A number of indigenous cultures have foretold a time when humanity, our future, and the earth itself were at stake--due to human folly. In a typical fairy tale, folk legend, and in our hopes and dreams, at such a time "a hero" would come forth to save us.
But suppose the hero wasn't a knight in shining armor, or all-seeing officers at an omnipotent military command central--no, suppose that the hero, or heroes, came from every corner of the earth, spoke eight languages and represented thirteen different traditions. Some traditions portray them as thirteen grandmothers, indigenous healers, called forth by dreams and prophecy to join together in prayer for the earth and its people.
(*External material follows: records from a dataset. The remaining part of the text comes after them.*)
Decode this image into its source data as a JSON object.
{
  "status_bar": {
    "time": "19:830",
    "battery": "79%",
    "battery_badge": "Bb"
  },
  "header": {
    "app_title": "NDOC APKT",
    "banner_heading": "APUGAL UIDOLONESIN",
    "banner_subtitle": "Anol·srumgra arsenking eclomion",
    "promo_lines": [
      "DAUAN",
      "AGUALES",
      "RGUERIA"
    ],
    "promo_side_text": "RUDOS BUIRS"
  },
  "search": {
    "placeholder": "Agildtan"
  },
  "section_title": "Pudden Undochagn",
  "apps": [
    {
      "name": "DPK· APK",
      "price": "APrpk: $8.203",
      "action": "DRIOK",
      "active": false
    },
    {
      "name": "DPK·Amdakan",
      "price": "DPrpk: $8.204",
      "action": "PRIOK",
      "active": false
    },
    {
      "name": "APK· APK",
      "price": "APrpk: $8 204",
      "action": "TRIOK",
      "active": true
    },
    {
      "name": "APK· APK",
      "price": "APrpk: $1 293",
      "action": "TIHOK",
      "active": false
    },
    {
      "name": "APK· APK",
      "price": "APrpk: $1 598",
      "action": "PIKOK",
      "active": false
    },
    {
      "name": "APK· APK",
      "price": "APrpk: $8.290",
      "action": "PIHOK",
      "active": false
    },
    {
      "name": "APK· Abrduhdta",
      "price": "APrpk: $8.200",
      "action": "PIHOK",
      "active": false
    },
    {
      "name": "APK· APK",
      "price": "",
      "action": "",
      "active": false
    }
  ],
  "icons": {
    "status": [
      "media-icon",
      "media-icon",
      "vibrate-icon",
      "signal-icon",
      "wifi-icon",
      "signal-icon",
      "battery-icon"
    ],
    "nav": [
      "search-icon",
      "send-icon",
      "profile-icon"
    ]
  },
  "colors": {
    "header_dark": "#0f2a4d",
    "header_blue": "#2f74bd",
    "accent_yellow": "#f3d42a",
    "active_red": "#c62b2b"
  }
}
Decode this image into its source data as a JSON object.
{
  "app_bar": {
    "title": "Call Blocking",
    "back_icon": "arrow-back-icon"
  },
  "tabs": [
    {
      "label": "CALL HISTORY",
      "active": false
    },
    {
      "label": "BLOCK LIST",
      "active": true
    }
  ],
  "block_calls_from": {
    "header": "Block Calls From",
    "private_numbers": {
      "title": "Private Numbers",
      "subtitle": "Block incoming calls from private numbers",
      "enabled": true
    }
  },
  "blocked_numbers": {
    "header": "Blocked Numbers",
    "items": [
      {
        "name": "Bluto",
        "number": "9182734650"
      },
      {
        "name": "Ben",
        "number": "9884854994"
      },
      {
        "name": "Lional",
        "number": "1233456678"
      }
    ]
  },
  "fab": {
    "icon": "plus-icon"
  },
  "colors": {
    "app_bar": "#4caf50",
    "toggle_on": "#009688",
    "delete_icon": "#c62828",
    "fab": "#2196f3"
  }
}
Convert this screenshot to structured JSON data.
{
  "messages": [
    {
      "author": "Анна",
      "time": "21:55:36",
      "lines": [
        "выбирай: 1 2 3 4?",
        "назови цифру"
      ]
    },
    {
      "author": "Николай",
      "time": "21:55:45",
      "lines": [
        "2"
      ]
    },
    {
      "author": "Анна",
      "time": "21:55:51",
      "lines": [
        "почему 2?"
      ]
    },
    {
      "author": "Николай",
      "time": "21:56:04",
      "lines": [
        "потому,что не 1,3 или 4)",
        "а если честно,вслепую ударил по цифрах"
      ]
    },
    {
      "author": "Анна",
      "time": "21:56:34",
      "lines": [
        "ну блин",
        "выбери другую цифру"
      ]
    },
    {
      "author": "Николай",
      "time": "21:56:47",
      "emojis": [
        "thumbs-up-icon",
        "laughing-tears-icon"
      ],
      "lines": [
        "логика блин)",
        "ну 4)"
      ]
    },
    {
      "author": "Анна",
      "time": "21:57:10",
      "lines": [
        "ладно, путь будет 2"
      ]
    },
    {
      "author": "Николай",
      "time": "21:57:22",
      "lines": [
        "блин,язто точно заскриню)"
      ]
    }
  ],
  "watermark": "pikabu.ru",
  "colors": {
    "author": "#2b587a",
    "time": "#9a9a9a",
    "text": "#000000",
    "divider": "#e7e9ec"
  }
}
There is in fact a counsel of thirteen elder wise women-- called the Thirteen Indigenous Grandmothers. They have circled the globe, meeting with the Dalai Lama, leading healing ceremonies and prayer circles in India, Nepal, the Amazon, Alaska, Mexico, and Nicaragua. Last week they came to New York City. On Friday night, the film, For the Next Seven Generations in which filmmaker Carole Hart documents their extraordinary work, made its New York debut at the Urban Zen Center, the welcoming downtown gathering place, founded by Donna Karan. Over the weekend, the Jivamukti Yoga Center hosted the grandmothers in two evenings of prayer and healing.
In welcoming the grandmothers to Urban Zen, Donna Karan revealed that, "To be able to celebrate this film and be with the Grandmothers is a dream come true for me. Urban Zen nurtures the wisdom of the past (in wisdom and indigenous traditions), the present (in health and wellbeing), and the future (through empowering our children). The Grandmothers remind us to celebrate the spirit of Mother Earth."
I spoke with a number of the Grandmothers.
"We're in a time of many alarming events and life crises that involve the basic elements of life: water, earth, sun (fire), and earth--the foundations of life are our concern," Mona Polacca, a Hopi and Havasupai healer and counselor from Arizona told me.
"We're being a voice for the voiceless," said Agnes Baker Pilgrim, a Rouge River Indian elder from Oregon. "Mother Earth is calling us back. We're covering her face with concrete. We're polluting her waters with garbage. Enough is enough. When the trees and water are gone, how can the world banks manufacture money?"
There is one enemy: greed, they agreed.
"We pray for peace for all people," Said Julieta Casimiro, a Mazatec elder from Oaxaca, Mexico.
Clara Shinobu Iura, who runs a healing center in the heart of the Amazon where she uses herbs to heal, points the way to peace. To create it, we first must create it within ourselves, she says.
"It's very important for us to hear our own soul. You have to open the door to your own heart."
she said. "Our time in this planet is so short. It's important for us to clean ourselves."
"Together, the grandmothers have almost nine hundred years of experience," said Flordemayo a Mayan healer from Nicaragua, "We are thirteen voices strong to remind humanity that we must unite to move into this new millennium. We're in the process of birthing a new way of being, a new way for all of us to be gentle with each other. We should connect our hearts and become one."
In their meeting in Dharamsala with the Dalai Lama, portrayed in the film, the Dalai Lama warmly greeted the Grandmothers and affirmed their goal, "The mother is the first real teacher of compassion. In creating a compassionate society, the mother is crucial. You are sharing the wisdom of that experience," he told the Grandmothers.
And then His Holiness smiled and said, "If were not a monk, I would be a Grandfather."